/amazon-location-cookies-service

Service for extracting Amazon location cookies based on Amazon Zip-Code

Primary LanguagePython

Amazon Location Cookies

forthebadge made-with-python

Code style: black Checked with mypy Imports: isort Pre-commit: enabled

Description

This project can be used to get Amazon location cookies from specific Amazon Zip-Code and country-specific domains like .de, .co.uk, etc.

It will be very helpful when you are using random geolocation proxies for scraping data from Amazon because Amazon returns content based on user IP.

Tested location at the moment:

  • US (30322)
  • ES (28010)
  • UK (E1 6AN)
  • DE (80686)
  • IT (20162)

Developing

Install pre-commit hooks to ensure code quality checks and style checks

$ make install_hooks

Then see Configuration section

You can also use these commands during dev process:

  • to run mypy checks

    $ make types
    

Configuration

Replace .env.example with real .env, changing placeholders

SECRET_KEY=changeme
SCRAPYRT_URL=http://scrapyrt:7800/crawl.json

Local install

Setup and activate a python3 virtualenv via your preferred method. e.g. and install production requirements:

$ make ve

For remove virtualenv:

$ make clean

Local run

Run spider locally:

$  scrapy crawl amazon:location-session -a country=US -a zip_code=30322

Run using local ScrapyRT service:

$  scrapyrt --ip 0.0.0.0 --port 7800
$  curl http://0.0.0.0:7800/crawl.json?start_requests=1&spider_name=amazon:location-session&crawl_args={"zip_code":"30332","country":"US"}

Run docker containers:

$  make docker_up

Check extracted amazon location cookies from python script:

import re
from time import sleep
from typing import Dict

import requests

API_URL = "http://127.0.0.1:8000/api/v1/cookies?zip_code={zip_code}&country_code={country_code}"

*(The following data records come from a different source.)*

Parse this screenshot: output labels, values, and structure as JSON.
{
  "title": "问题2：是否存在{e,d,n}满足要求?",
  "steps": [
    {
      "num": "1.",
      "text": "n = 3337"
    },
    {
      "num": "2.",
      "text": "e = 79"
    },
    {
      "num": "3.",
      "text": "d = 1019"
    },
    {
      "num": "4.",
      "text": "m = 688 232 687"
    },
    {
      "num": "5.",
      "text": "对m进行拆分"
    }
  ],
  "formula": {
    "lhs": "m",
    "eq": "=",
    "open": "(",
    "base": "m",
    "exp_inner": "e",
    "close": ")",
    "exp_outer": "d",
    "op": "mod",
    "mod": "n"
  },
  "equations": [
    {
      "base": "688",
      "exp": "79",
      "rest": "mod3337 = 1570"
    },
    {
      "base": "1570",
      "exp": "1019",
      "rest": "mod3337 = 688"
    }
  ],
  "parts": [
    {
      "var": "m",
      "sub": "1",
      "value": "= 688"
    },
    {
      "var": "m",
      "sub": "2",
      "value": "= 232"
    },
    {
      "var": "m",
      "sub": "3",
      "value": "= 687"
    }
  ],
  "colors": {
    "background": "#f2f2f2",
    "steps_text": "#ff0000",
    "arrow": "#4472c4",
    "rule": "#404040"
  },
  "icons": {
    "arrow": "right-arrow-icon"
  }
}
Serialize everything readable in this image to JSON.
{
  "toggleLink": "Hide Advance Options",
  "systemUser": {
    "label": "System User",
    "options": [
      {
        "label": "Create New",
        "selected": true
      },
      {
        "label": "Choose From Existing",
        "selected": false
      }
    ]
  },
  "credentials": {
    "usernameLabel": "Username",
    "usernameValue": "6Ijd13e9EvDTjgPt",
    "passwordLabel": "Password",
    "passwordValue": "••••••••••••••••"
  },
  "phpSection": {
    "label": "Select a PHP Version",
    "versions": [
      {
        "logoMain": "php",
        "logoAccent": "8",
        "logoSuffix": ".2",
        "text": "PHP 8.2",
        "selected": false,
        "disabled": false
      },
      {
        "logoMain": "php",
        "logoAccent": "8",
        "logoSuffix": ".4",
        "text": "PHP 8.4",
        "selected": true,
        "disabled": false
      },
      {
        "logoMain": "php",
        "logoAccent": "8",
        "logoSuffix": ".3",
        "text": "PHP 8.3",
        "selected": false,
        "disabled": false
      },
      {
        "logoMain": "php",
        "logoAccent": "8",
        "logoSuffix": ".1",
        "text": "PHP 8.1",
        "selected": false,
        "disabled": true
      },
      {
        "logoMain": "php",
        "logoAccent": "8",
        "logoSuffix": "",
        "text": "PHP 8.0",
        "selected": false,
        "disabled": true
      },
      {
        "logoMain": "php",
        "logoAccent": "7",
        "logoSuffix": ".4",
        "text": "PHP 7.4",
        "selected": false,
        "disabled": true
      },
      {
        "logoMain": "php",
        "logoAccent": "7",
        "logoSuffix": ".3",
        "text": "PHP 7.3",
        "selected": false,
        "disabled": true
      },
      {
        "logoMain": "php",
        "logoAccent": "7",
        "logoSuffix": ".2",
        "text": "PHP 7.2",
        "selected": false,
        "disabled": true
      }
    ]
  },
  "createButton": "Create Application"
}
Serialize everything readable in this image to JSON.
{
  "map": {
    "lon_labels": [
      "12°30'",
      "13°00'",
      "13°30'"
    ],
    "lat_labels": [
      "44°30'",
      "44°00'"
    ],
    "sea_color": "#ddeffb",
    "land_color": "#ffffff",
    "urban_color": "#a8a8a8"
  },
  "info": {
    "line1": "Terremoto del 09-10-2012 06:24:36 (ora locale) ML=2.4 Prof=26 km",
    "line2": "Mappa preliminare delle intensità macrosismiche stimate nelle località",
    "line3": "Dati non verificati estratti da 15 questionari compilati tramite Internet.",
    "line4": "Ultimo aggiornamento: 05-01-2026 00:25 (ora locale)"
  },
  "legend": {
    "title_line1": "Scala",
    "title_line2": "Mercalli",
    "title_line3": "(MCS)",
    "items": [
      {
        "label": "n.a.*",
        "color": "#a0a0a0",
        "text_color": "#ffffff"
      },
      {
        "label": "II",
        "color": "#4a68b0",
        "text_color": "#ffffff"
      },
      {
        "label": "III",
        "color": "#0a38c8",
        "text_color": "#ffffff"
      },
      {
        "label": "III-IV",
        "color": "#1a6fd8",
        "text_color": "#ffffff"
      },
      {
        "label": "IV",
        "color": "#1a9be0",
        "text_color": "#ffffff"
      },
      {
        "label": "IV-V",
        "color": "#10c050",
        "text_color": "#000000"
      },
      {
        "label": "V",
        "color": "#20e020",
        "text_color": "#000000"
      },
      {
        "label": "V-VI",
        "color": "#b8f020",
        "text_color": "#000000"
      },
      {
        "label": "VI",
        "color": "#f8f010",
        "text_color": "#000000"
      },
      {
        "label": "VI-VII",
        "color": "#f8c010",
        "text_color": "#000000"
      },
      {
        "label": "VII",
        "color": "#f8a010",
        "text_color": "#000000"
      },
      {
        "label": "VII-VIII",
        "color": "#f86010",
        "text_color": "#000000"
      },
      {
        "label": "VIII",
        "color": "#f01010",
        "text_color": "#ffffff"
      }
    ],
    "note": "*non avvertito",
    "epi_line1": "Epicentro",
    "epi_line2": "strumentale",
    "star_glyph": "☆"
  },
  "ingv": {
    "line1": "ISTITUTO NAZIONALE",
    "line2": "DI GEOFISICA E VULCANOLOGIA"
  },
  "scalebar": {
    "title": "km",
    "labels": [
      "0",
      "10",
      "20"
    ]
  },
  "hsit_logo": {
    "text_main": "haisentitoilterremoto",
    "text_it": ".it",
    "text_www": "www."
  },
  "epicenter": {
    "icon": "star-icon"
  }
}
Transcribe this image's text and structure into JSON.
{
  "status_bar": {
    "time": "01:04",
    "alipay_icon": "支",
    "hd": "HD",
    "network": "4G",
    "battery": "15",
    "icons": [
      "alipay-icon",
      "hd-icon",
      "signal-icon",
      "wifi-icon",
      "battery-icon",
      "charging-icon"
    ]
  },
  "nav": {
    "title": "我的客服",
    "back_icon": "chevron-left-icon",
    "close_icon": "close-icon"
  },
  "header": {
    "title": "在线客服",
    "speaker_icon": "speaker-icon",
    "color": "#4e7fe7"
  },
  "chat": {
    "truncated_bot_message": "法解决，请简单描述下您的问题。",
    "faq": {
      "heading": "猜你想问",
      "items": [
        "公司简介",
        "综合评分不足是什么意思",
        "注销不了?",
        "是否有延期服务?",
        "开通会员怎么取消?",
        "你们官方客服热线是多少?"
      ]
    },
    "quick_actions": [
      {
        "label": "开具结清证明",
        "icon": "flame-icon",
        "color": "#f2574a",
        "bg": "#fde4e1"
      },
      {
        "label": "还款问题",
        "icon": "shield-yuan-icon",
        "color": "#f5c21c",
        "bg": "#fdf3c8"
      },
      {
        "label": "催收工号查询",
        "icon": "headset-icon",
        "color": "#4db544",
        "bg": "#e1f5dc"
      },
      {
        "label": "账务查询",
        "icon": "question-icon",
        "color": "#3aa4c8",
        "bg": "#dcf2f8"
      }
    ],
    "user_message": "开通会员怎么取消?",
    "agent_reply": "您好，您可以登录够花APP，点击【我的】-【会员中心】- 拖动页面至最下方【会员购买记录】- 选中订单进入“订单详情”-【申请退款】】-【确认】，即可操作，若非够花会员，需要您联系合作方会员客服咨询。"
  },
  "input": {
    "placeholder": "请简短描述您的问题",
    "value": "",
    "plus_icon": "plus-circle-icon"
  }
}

HEADERS = {"user-agent": "user-agent"}

COUNTRY_CONFIG = {
    "US": {"zip_code": "30322", "amazon_url": "https://amazon.com"},
    "ES": {"zip_code": "28010", "amazon_url": "https://amazon.es"},
    "UK": {"zip_code": "E1 6AN", "amazon_url": "https://amazon.co.uk"},
    "DE": {"zip_code": "80686", "amazon_url": "https://amazon.de"},
    "IT": {"zip_code": "20162", "amazon_url": "https://amazon.it"},
}

LOCATION_REGEX = r'(?s)glow-ingress-line2">(.+?)<'


def get_location_cookies(country: str, zip_code: str) -> Dict[str, str]:
    """
    Make request to Amazon Location Cookies service for getting location cookies.
    """
    api_url = API_URL.format(zip_code=zip_code, country_code=country)
    json_data = requests.get(url=api_url).json()
    cookies = json_data["data"]["cookies"]
    return cookies


def check_location_cookies(amazon_url: str, cookies: Dict[str, str]) -> str:
    """
    Make request to country specific Amazon url with location cookies.
    """
    amazon_response = requests.get(url=amazon_url, cookies=cookies, headers=HEADERS)
    location = re.search(LOCATION_REGEX, amazon_response.text)
    return location.group(1).strip()


def main() -> None:
    """
    Project entry point.
    """
    for country in COUNTRY_CONFIG:
        print("Check cookies for country: ", country)
        amazon_url = COUNTRY_CONFIG[country]["amazon_url"]
        zip_code = COUNTRY_CONFIG[country]["zip_code"]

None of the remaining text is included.